There are three hundred people squeezed, shoved and piled on top of each other, craning their necks to see the three four — there’s a fourth guy now on guitar? — characters onstage, done up in a mixture of Beetlejuice-Joker-Nightmare Before Christmas-type makeup and Victorian goth clothing. Among us is a clean-cut gentleman in a button-down work shirt accompanied by a woman who looks like my first-grade teacher, a fellow in a crisp Ramones tee, one in a comfortably worn Bush shirt, a middle-aged woman with a thick Brooklyn accent double-fisting drinks, some frat bros, at least three mohawks of varying heights, a lot of hoodies, and more than a handful of twenty-somethings in skeleton-referencing attire undetermined to be a means of showing Halloween spirit or their preferred way of dress. Looking around The Studio annex at Webster Hall in the wee hours of the morning, it’d be difficult to tell what year it is. If there was a fire, we’d all be dead.
Seeing Green Day in 2011 as a 28-year-old is going to be what you make of it. If you want to cringe every time Billie Joe urges the crowd to make out with one another, there are certainly ample opportunities to do so.
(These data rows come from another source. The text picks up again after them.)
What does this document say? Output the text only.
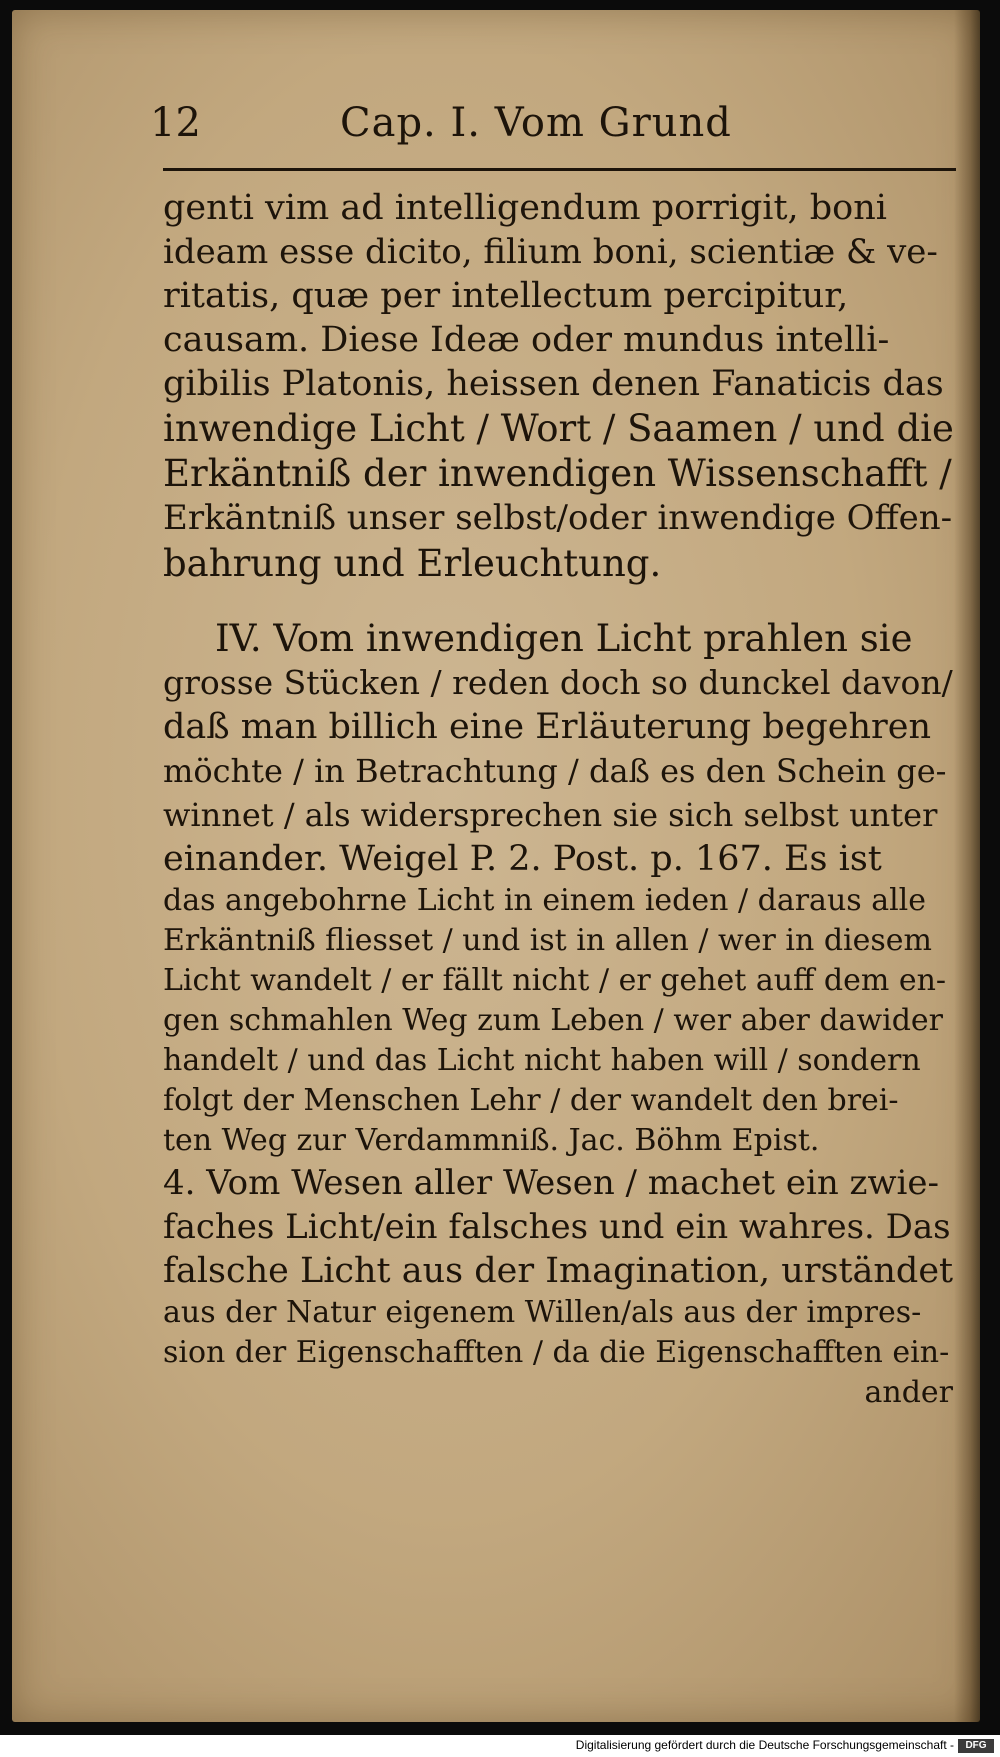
12	Cap. I. Vom Grund
genti vim ad intelligendum porrigit, boni
ideam esse dicito, filium boni, scientiæ & ve-
ritatis, quæ per intellectum percipitur,
causam. Diese Ideæ oder mundus intelli-
gibilis Platonis, heissen denen Fanaticis das
inwendige Licht / Wort / Saamen / und die
Erkäntniß der inwendigen Wissenschafft /
Erkäntniß unser selbst/oder inwendige Offen-
bahrung und Erleuchtung.
IV. Vom inwendigen Licht prahlen sie
grosse Stücken / reden doch so dunckel davon/
daß man billich eine Erläuterung begehren
möchte / in Betrachtung / daß es den Schein ge-
winnet / als widersprechen sie sich selbst unter
einander. Weigel P. 2. Post. p. 167. Es ist
das angebohrne Licht in einem ieden / daraus alle
Erkäntniß fliesset / und ist in allen / wer in diesem
Licht wandelt / er fällt nicht / er gehet auff dem en-
gen schmahlen Weg zum Leben / wer aber dawider
handelt / und das Licht nicht haben will / sondern
folgt der Menschen Lehr / der wandelt den brei-
ten Weg zur Verdammniß. Jac. Böhm Epist.
4. Vom Wesen aller Wesen / machet ein zwie-
faches Licht/ein falsches und ein wahres. Das
falsche Licht aus der Imagination, urständet
aus der Natur eigenem Willen/als aus der impres-
sion der Eigenschafften / da die Eigenschafften ein-
ander
Digitalisierung gefördert durch die Deutsche Forschungsgemeinschaft -	DFG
You could worry about whether it embarrasses his kids every time he refers to the audience as “motherfuckers.” You could wonder why they just played that Misfits cover twice. And then a third time. And/or you could just be pissed that for a solid hour-and-half, they chose to play nothing but post-American Idiot material when American Idiot was the last Green Day album you really sat down and listened to, and every fiber of your being is hoping to hear “She.” The crowd’s reaction was ununited on this last point, the front half erupting in fist-pumping chaos and feeding a steady stream of crowd surfers to the stage; the back half more concerned with finagling some breathing room than indulging the band in their pleas for upheaval or even their “hey-o” rallying calls.
Or you could focus on the fact that Green Day is a rare dying breed of great performing bands — maybe one of the last ones we have that still play 300-cap clubs with the same amount of intensity and conviction as they do when playing sold-out arenas. Can’t say that when I was watching the video for “Longview” however many years ago that I thought they’d be the band to stick around (and trust me, I was rooting for them). Even under the slowly fading makeup, Billie’s facial expressions are clear as day. Guitar lunges abound. And all that new stuff? There are some really great hooks whittled into those now classic-sounding riffs. A lot of the bands I saw last week during CMJ could learn a thing or two from these old guys.
You know what else? In the 30-minute encore — the part when they came back out to play “Hitchin’ a Ride,” “Geek Stink Breath,” “She”(!), “Welcome to Paradise” and the gloriously nostalgic (for both band and crowd, I assume) “2000 Light Years Away” and “Going to Pasalacqua,” Billie’s voice, with its vague British accent, sounded as indignant at ever, his band playing with the same heightened energy as one attempting their first go at it. Or close, anyway.